While it is drying, parchment coffee is sorted again to remove any discoloured or damaged beans. It is turned regularly over the course of the day and covered when the sun is at its hottest, thus controlling drying temperature. This slow drying process usually takes 2 to 3 weeks to achieve optimal humidity (11-12%). When ready, the parchment is then transported to the dry mill for dry milling and grading before it is transported to the warehouse for storage. The coffee is either sold through Nairobi central auction or exported directly to overseas buyers.
Coffee farming in this region goes back to the 1950s, but many members of the Cooperative rely on additional economic and agricultural activities for their livelihoods. In addition to producing coffee, most farmers in the area also produce macadamia, maize and dairy for sale at local markets and for their own tables.

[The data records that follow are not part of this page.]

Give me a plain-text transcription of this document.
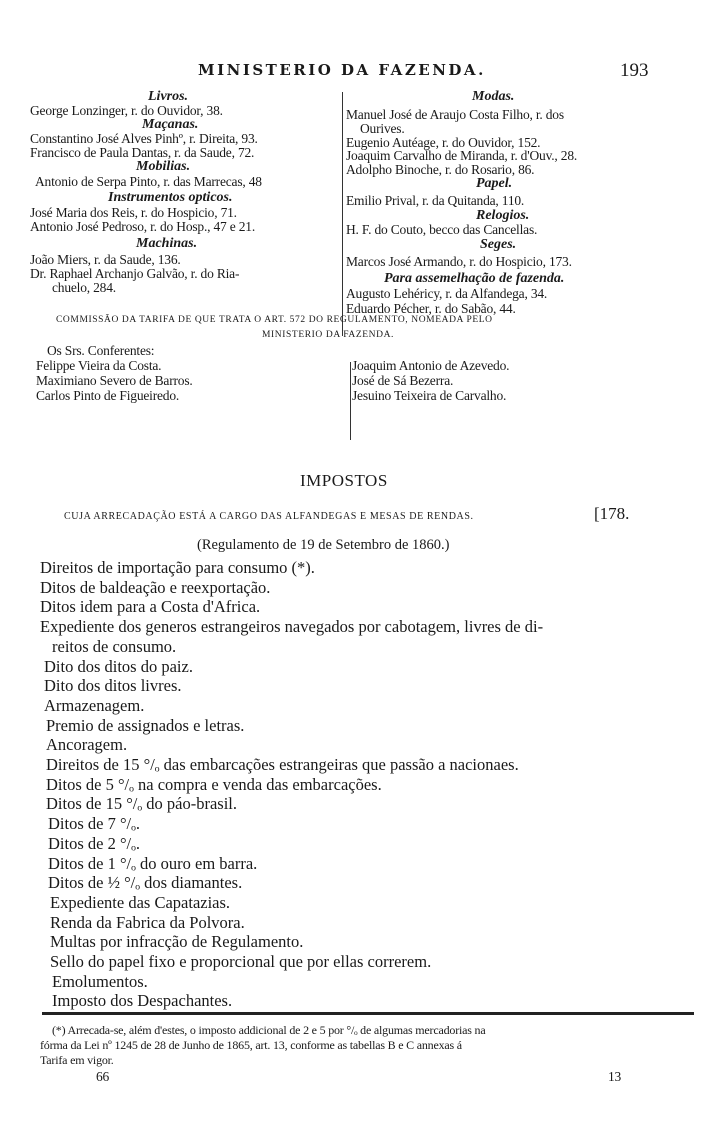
MINISTERIO DA FAZENDA.	193
Livros.
George Lonzinger, r. do Ouvidor, 38.
Maçanas.
Constantino José Alves Pinhº, r. Direita, 93.
Francisco de Paula Dantas, r. da Saude, 72.
Mobilias.
Antonio de Serpa Pinto, r. das Marrecas, 48
Instrumentos opticos.
José Maria dos Reis, r. do Hospicio, 71.
Antonio José Pedroso, r. do Hosp., 47 e 21.
Machinas.
João Miers, r. da Saude, 136.
Dr. Raphael Archanjo Galvão, r. do Ria-
chuelo, 284.
Modas.
Manuel José de Araujo Costa Filho, r. dos
Ourives.
Eugenio Autéage, r. do Ouvidor, 152.
Joaquim Carvalho de Miranda, r. d'Ouv., 28.
Adolpho Binoche, r. do Rosario, 86.
Papel.
Emilio Prival, r. da Quitanda, 110.
Relogios.
H. F. do Couto, becco das Cancellas.
Seges.
Marcos José Armando, r. do Hospicio, 173.
Para assemelhação de fazenda.
Augusto Lehéricy, r. da Alfandega, 34.
Eduardo Pécher, r. do Sabão, 44.
COMMISSÃO DA TARIFA DE QUE TRATA O ART. 572 DO REGULAMENTO, NOMEADA PELO
MINISTERIO DA FAZENDA.
Os Srs. Conferentes:
Felippe Vieira da Costa.
Maximiano Severo de Barros.
Carlos Pinto de Figueiredo.
Joaquim Antonio de Azevedo.
José de Sá Bezerra.
Jesuino Teixeira de Carvalho.
IMPOSTOS
CUJA ARRECADAÇÃO ESTÁ A CARGO DAS ALFANDEGAS E MESAS DE RENDAS.	[178.
(Regulamento de 19 de Setembro de 1860.)
Direitos de importação para consumo (*).
Ditos de baldeação e reexportação.
Ditos idem para a Costa d'Africa.
Expediente dos generos estrangeiros navegados por cabotagem, livres de di-
reitos de consumo.
Dito dos ditos do paiz.
Dito dos ditos livres.
Armazenagem.
Premio de assignados e letras.
Ancoragem.
Direitos de 15 °/ₒ das embarcações estrangeiras que passão a nacionaes.
Ditos de 5 °/ₒ na compra e venda das embarcações.
Ditos de 15 °/ₒ do páo-brasil.
Ditos de 7 °/ₒ.
Ditos de 2 °/ₒ.
Ditos de 1 °/ₒ do ouro em barra.
Ditos de ½ °/ₒ dos diamantes.
Expediente das Capatazias.
Renda da Fabrica da Polvora.
Multas por infracção de Regulamento.
Sello do papel fixo e proporcional que por ellas correrem.
Emolumentos.
Imposto dos Despachantes.
(*) Arrecada-se, além d'estes, o imposto addicional de 2 e 5 por °/ₒ de algumas mercadorias na
fórma da Lei nº 1245 de 28 de Junho de 1865, art. 13, conforme as tabellas B e C annexas á
Tarifa em vigor.
66	13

Some of the issues that farmers face are low production due to loss due to pests and diseases and the relatively high cost of inputs. Many cannot afford to plant disease resistant varieties and face being priced out of the market as their yields diminish. It is perhaps no surprise that many young people in the region see no future in continuing to farm coffee. The Cooperative, which has achieved Fair Trade certification, is always looking to fund programs that will improve not only the livelihoods of their producers but also engage youth to continue to farm coffee. Programs initiated include investment in local primary schools, funding education for orphans within the community, establishing a health centre and replacing aging infrastructure. Recently, all three factories have seen metal drying beds replace a portion of the traditional wooden beds. These metal beds are more sanitary and sturdy.
Screen sizing in Kenya
The AA, AB and other grades used to classify lots in Kenya are an indication of screen size only. They are not any indication of cup quality. The AA grade in Kenya is equivalent to screen size 17 or 18 (17/64 or 18/64 of an inch) used at other origins. AA grades often command higher prices at auction though this grade is no indication of cup quality and an AB lot from a better farm may cup better.